Aaaahhhhh, ga perlu keterusan lebay karena saya bukan anak alay. yaah, di usia yang ke-35 ini saya banyak bersyukur. Memiliki istri yang manis dan (inshaa Allah) Shalihah, anak anak yang mulai hilang ke-cute-annya diganti dengan celotehan celotehan yang kadang membuat saya tertawa ngakak atau pertanyaan pertanyaan yang kadang meng-skakmat saya karena pengetahuan saya yang masih jauh dari kata pintar (bayangkan jika suatu saat anak anda yang berusia 5 tahun tiba tiba berkata "bapak, adek kok merasa konyol", atau saat anda sedang ngopi sambil baca koran pagi tiba tiba ditanya "bapak, adek itu sebelum lahir berada di surga, terus keluar lewat mana?"). Saatnya move on dari segala kekurangan dan ketidaksempurnaan dan bergerak menuju kemajuan pribadi menjadi manusia yang lebih bertaqwa, bermartabat dan bernilai, dari segi apapun tentunya.
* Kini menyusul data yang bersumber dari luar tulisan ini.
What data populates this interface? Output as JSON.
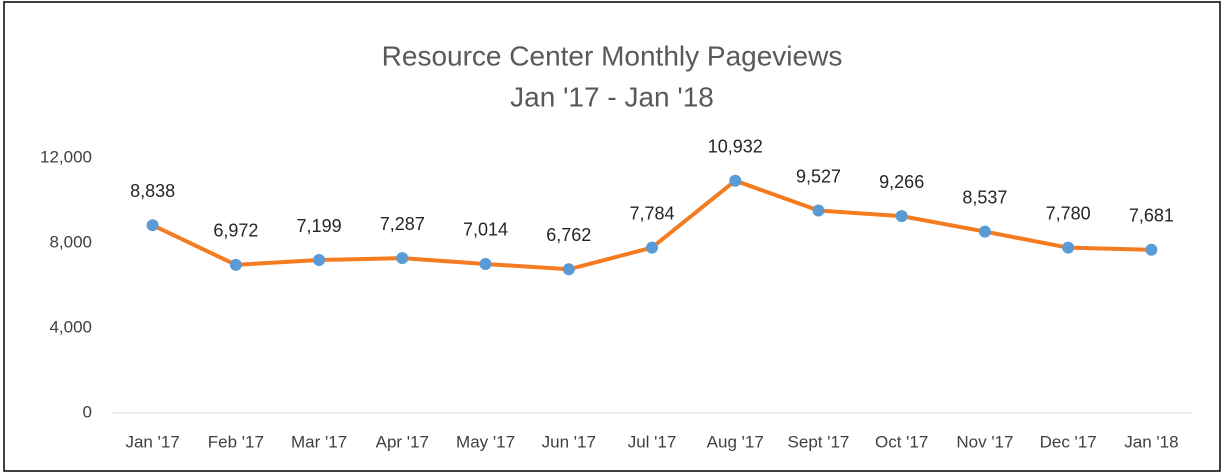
{
  "chart_data": {
    "type": "line",
    "title": "Resource Center Monthly Pageviews",
    "subtitle": "Jan '17 - Jan '18",
    "categories": [
      "Jan '17",
      "Feb '17",
      "Mar '17",
      "Apr '17",
      "May '17",
      "Jun '17",
      "Jul '17",
      "Aug '17",
      "Sept '17",
      "Oct '17",
      "Nov '17",
      "Dec '17",
      "Jan '18"
    ],
    "series": [
      {
        "name": "Pageviews",
        "color": "#f47b20",
        "marker_color": "#5b9bd5",
        "values": [
          8838,
          6972,
          7199,
          7287,
          7014,
          6762,
          7784,
          10932,
          9527,
          9266,
          8537,
          7780,
          7681
        ],
        "value_labels": [
          "8,838",
          "6,972",
          "7,199",
          "7,287",
          "7,014",
          "6,762",
          "7,784",
          "10,932",
          "9,527",
          "9,266",
          "8,537",
          "7,780",
          "7,681"
        ]
      }
    ],
    "ylim": [
      0,
      12000
    ],
    "yticks": [
      0,
      {
        "value": 4000,
        "label": "4,000"
      },
      {
        "value": 8000,
        "label": "8,000"
      },
      {
        "value": 12000,
        "label": "12,000"
      }
    ],
    "grid": false
  }
}
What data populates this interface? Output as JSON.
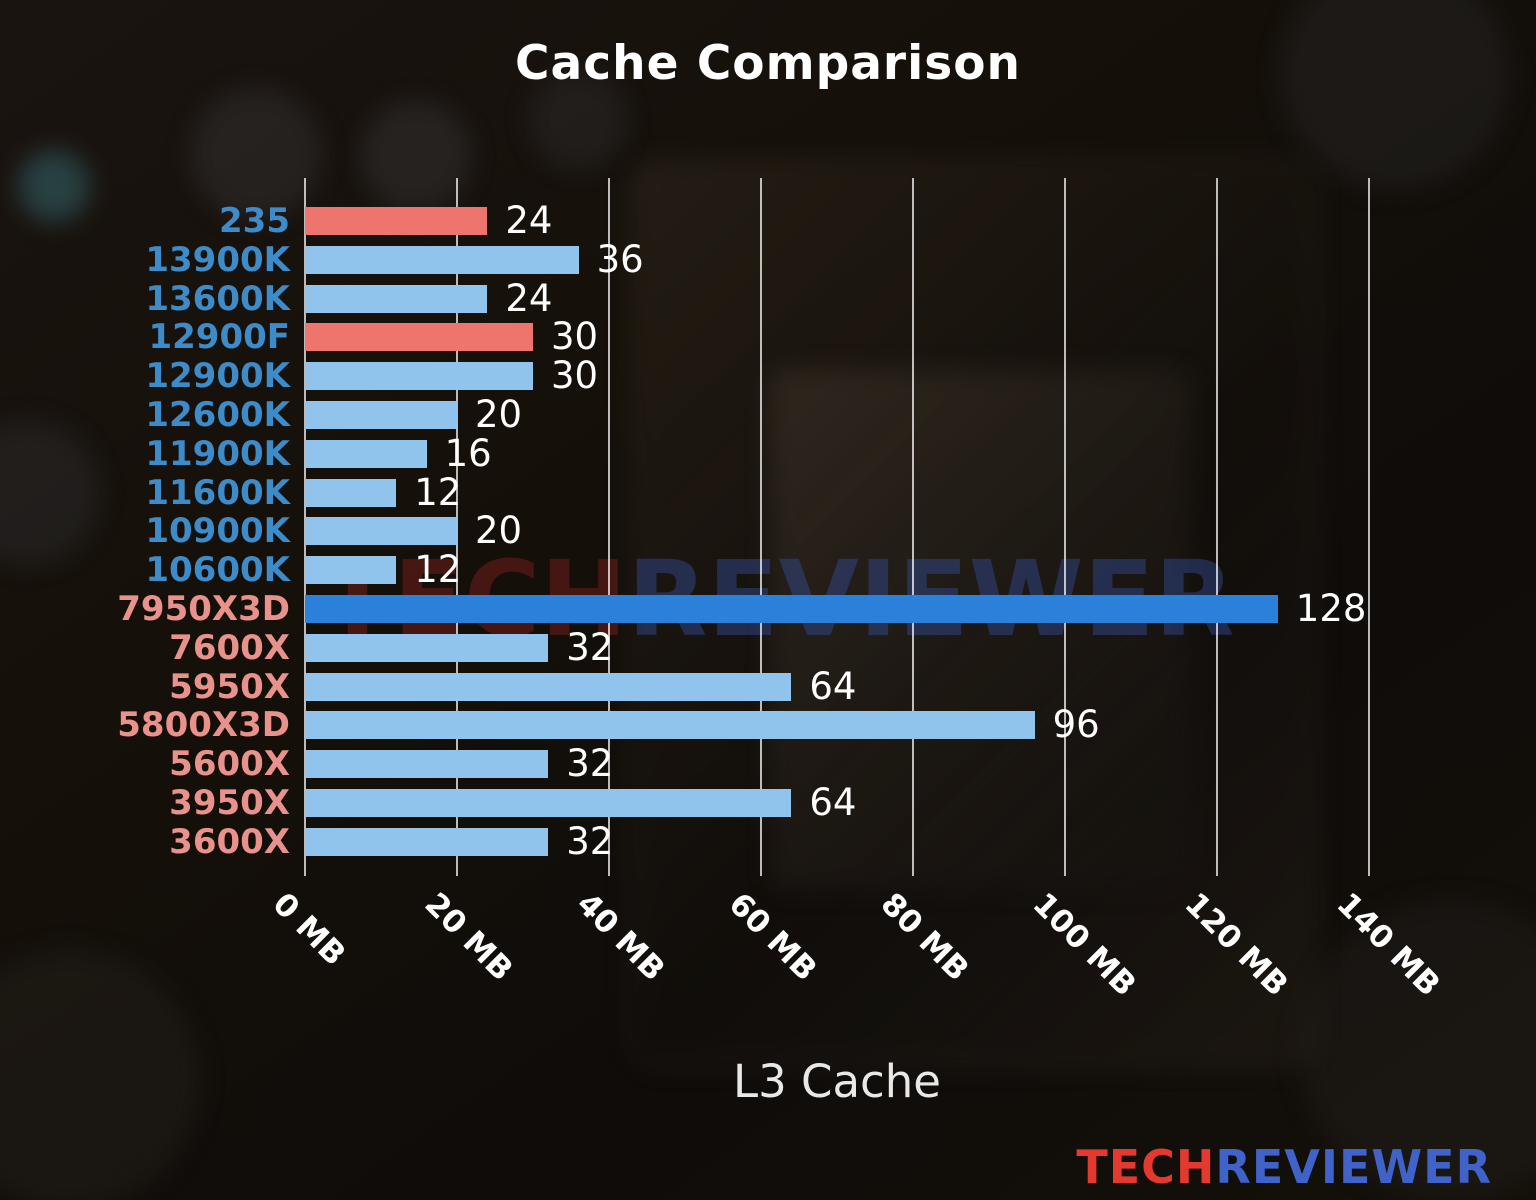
{
  "title": "Cache Comparison",
  "watermark": {
    "part1": "TECH",
    "part2": "REVIEWER",
    "part1_color": "rgba(141,34,34,0.42)",
    "part2_color": "rgba(52,82,164,0.42)"
  },
  "logo": {
    "part1": "TECH",
    "part2": "REVIEWER",
    "part1_color": "#e3392e",
    "part2_color": "#3f63c8"
  },
  "chart_data": {
    "type": "bar",
    "orientation": "horizontal",
    "title": "Cache Comparison",
    "xlabel": "L3 Cache",
    "xlim": [
      0,
      140
    ],
    "x_ticks": [
      "0 MB",
      "20 MB",
      "40 MB",
      "60 MB",
      "80 MB",
      "100 MB",
      "120 MB",
      "140 MB"
    ],
    "grid": true,
    "legend": false,
    "grid_color": "rgba(255,255,255,0.72)",
    "tick_color": "#ffffff",
    "title_color": "#ffffff",
    "xlabel_color": "#e8e8e8",
    "value_label_color": "#ffffff",
    "bars": [
      {
        "label": "235",
        "value": 24,
        "bar_color": "#ee756e",
        "label_color": "#3d8bc9"
      },
      {
        "label": "13900K",
        "value": 36,
        "bar_color": "#90c4ec",
        "label_color": "#3d8bc9"
      },
      {
        "label": "13600K",
        "value": 24,
        "bar_color": "#90c4ec",
        "label_color": "#3d8bc9"
      },
      {
        "label": "12900F",
        "value": 30,
        "bar_color": "#ee756e",
        "label_color": "#3d8bc9"
      },
      {
        "label": "12900K",
        "value": 30,
        "bar_color": "#90c4ec",
        "label_color": "#3d8bc9"
      },
      {
        "label": "12600K",
        "value": 20,
        "bar_color": "#90c4ec",
        "label_color": "#3d8bc9"
      },
      {
        "label": "11900K",
        "value": 16,
        "bar_color": "#90c4ec",
        "label_color": "#3d8bc9"
      },
      {
        "label": "11600K",
        "value": 12,
        "bar_color": "#90c4ec",
        "label_color": "#3d8bc9"
      },
      {
        "label": "10900K",
        "value": 20,
        "bar_color": "#90c4ec",
        "label_color": "#3d8bc9"
      },
      {
        "label": "10600K",
        "value": 12,
        "bar_color": "#90c4ec",
        "label_color": "#3d8bc9"
      },
      {
        "label": "7950X3D",
        "value": 128,
        "bar_color": "#2b80da",
        "label_color": "#e8928b"
      },
      {
        "label": "7600X",
        "value": 32,
        "bar_color": "#90c4ec",
        "label_color": "#e8928b"
      },
      {
        "label": "5950X",
        "value": 64,
        "bar_color": "#90c4ec",
        "label_color": "#e8928b"
      },
      {
        "label": "5800X3D",
        "value": 96,
        "bar_color": "#90c4ec",
        "label_color": "#e8928b"
      },
      {
        "label": "5600X",
        "value": 32,
        "bar_color": "#90c4ec",
        "label_color": "#e8928b"
      },
      {
        "label": "3950X",
        "value": 64,
        "bar_color": "#90c4ec",
        "label_color": "#e8928b"
      },
      {
        "label": "3600X",
        "value": 32,
        "bar_color": "#90c4ec",
        "label_color": "#e8928b"
      }
    ]
  }
}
Terima kasih kepada segenap orang tua, keluarga, guru, rekan sejawat, sahabat dan semua orang yang peduli kepada saya hingga saya menjadi seorang kamto adi saputra saat ini. Janganlah berhenti ataupun bosan untuk mengingatkan jika manusia satu ini mulai nyeleneh dan menyimpang dari apa yang kalian kenal dari diri saya.